The second prize – with £5,000 attached – was collected by Mark Carrington of Oxonium Energy. A world-first breakthrough, Mark’s battery technology impressed the judges with its potential to impact grid-scale energy storage, and even capture carbon.

Mark is working on high-voltage, high energy-density, and air-stable aqueous redox flow batteries for grid-scale energy storage.

Sir Gregory Winter and Mark Carrington, of Oxonium Energy, winner of the Trinity Bradfield Prize 2023 second Prize. Picture: Keith Heppell
Sir Gregory Winter and Mark Carrington, of Oxonium Energy, winner of the Trinity Bradfield Prize 2023 second Prize. Picture: Keith Heppell

Mark is a third year PhD student in the Department of Chemistry working under the supervision of Prof Dame Clare Grey. Prof Grey is co-founder of Nyobolt, whose technology is about cutting recharging times to a very few minutes.

“We are currently working on a new air-stable, high voltage battery technology for long duration energy storage – LDES, ie grid-scale energy storage,” says Mark. “The technology has the potential to accelerate the deployment of renewable energy integration into the electricity grid, helping the UK to achieve its net zero targets.

“At full scale, the technology also has the potential to remove over 550 million tonnes of CO2 emissions per year at a fraction of the cost of other industrial battery incumbents such as lithium ion batteries and vanadium flow batteries.”

Sir Gregory Winter at the Bradfield Centre with Abiel Ma and Anthony Ma, winners of the Hellings Prize. Picture: Keith Heppell
Sir Gregory Winter at the Bradfield Centre with Abiel Ma and Anthony Ma, winners of the Hellings Prize. Picture: Keith Heppell

Mark adds: “Oxonium is a project name not a company just yet – we’re at an early stage – and it is not related to Nyobolt.”

Additionally, the Geoffrey Hellings Prize, in memory of the Trinity student in the 1920s, offers £5,000 and mentoring for a current Cambridge student. This year it went to Abiel Ma of Vuala, whose solution automatically separates and liquifies food waste from other wastes, turning them into raw material for biogas and animal feed production within hours on site.

Judges Sir Gregory Winter and Kerry Baldwin, co-founder of IQ Capital, during the final of the Trinity Bradfield Prize. Picture: Keith Heppell
Judges Sir Gregory Winter and Kerry Baldwin, co-founder of IQ Capital, during the final of the Trinity Bradfield Prize. Picture: Keith Heppell

The judges were impressed with their approach, progress, and the potential impact of the technology. Vuala is part of Accelerate Cambridge and has received a grant from Homerton College.

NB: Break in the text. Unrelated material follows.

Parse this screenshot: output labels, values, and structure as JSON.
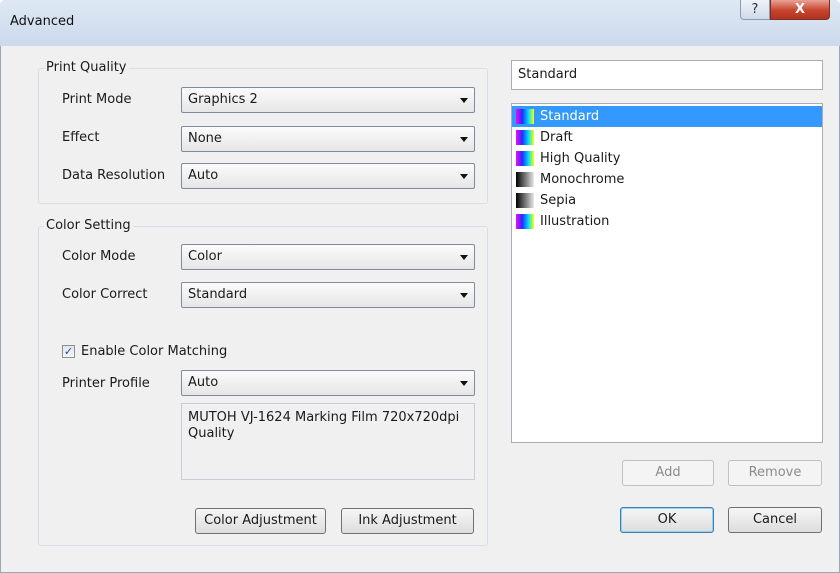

“It was such a wonderful opportunity, credits must be given to James Parton, Maximilian Ge and the Bradfield team for organising such a wonderful event,” said Abiel.

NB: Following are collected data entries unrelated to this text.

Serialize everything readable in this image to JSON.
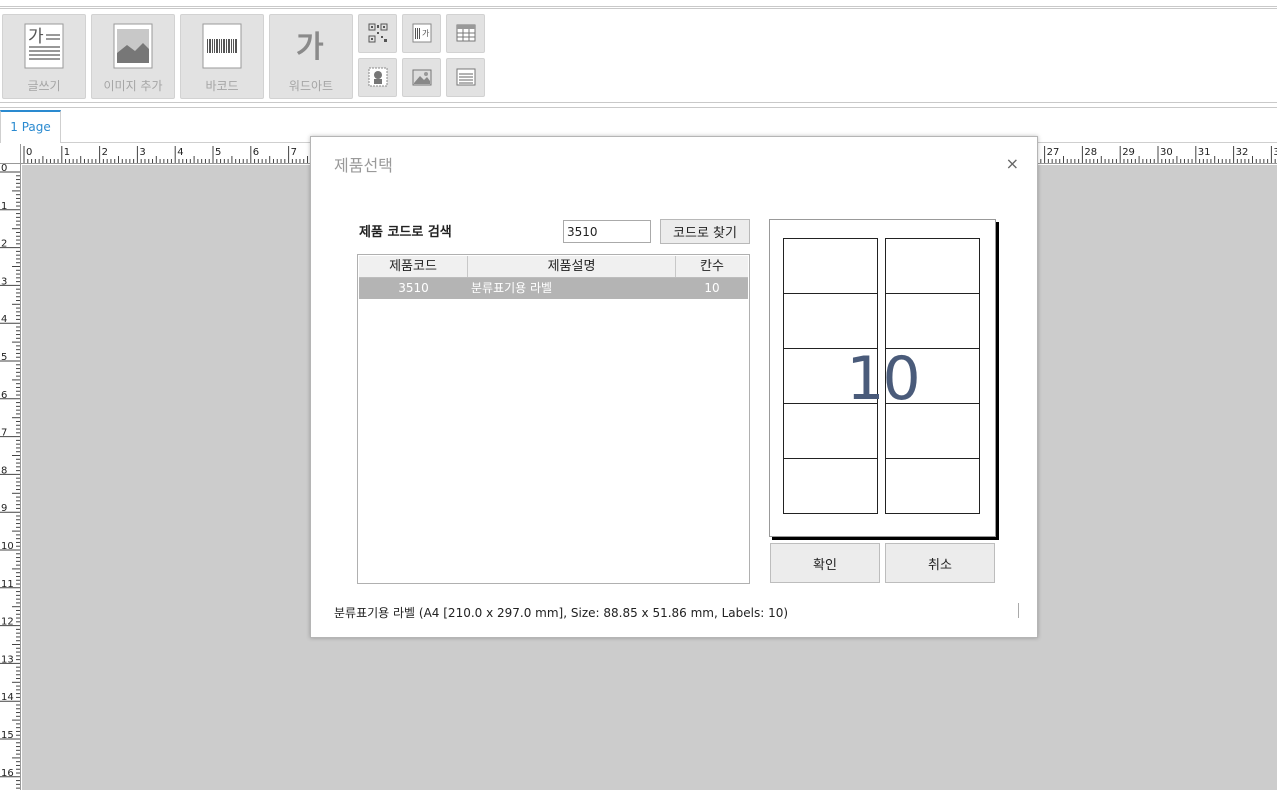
{
  "toolbar": {
    "big_tools": [
      {
        "label": "글쓰기",
        "icon": "text-icon"
      },
      {
        "label": "이미지 추가",
        "icon": "image-icon"
      },
      {
        "label": "바코드",
        "icon": "barcode-icon"
      },
      {
        "label": "워드아트",
        "icon": "wordart-icon"
      }
    ],
    "text_icon_glyph": "가",
    "wordart_glyph": "가",
    "small_tools": [
      "qrcode-icon",
      "vertical-text-icon",
      "table-icon",
      "stamp-icon",
      "picture-icon",
      "lines-icon"
    ]
  },
  "tabs": [
    {
      "label": "1 Page"
    }
  ],
  "ruler": {
    "h_visible_before": [
      "0",
      "1",
      "2",
      "3",
      "4",
      "5",
      "6",
      "7"
    ],
    "h_visible_after": [
      "27",
      "28",
      "29",
      "30",
      "31",
      "32",
      "3"
    ],
    "v_labels": [
      "0",
      "1",
      "2",
      "3",
      "4",
      "5",
      "6",
      "7",
      "8",
      "9",
      "10",
      "11",
      "12",
      "13",
      "14",
      "15",
      "16"
    ]
  },
  "dialog": {
    "title": "제품선택",
    "close": "×",
    "search_label": "제품 코드로 검색",
    "search_value": "3510",
    "search_button": "코드로 찾기",
    "columns": [
      "제품코드",
      "제품설명",
      "칸수"
    ],
    "rows": [
      {
        "code": "3510",
        "desc": "분류표기용 라벨",
        "count": "10"
      }
    ],
    "preview_count": "10",
    "preview_labels": 10,
    "ok_button": "확인",
    "cancel_button": "취소",
    "status": "분류표기용 라벨 (A4 [210.0 x 297.0 mm], Size: 88.85 x 51.86 mm, Labels: 10)"
  },
  "colors": {
    "accent": "#2a8ad0",
    "canvas": "#cccccc",
    "selected_row": "#b4b4b4",
    "preview_number": "#4a5b7a"
  }
}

“In terms of our next steps, we will be doing a pilot trial at Homerton College, expand our team and focus on raising our pre-seed.”

Soraya Jones, director of engagement & operations, Homerton Changemakers, added: “We at Homerton College are very proud of Abiel and his team and his company Vuala, who were one of the our winners at the Homerton Changemaker Seed Fund.

“It has been great seeing Vuala grow from strength to strength.”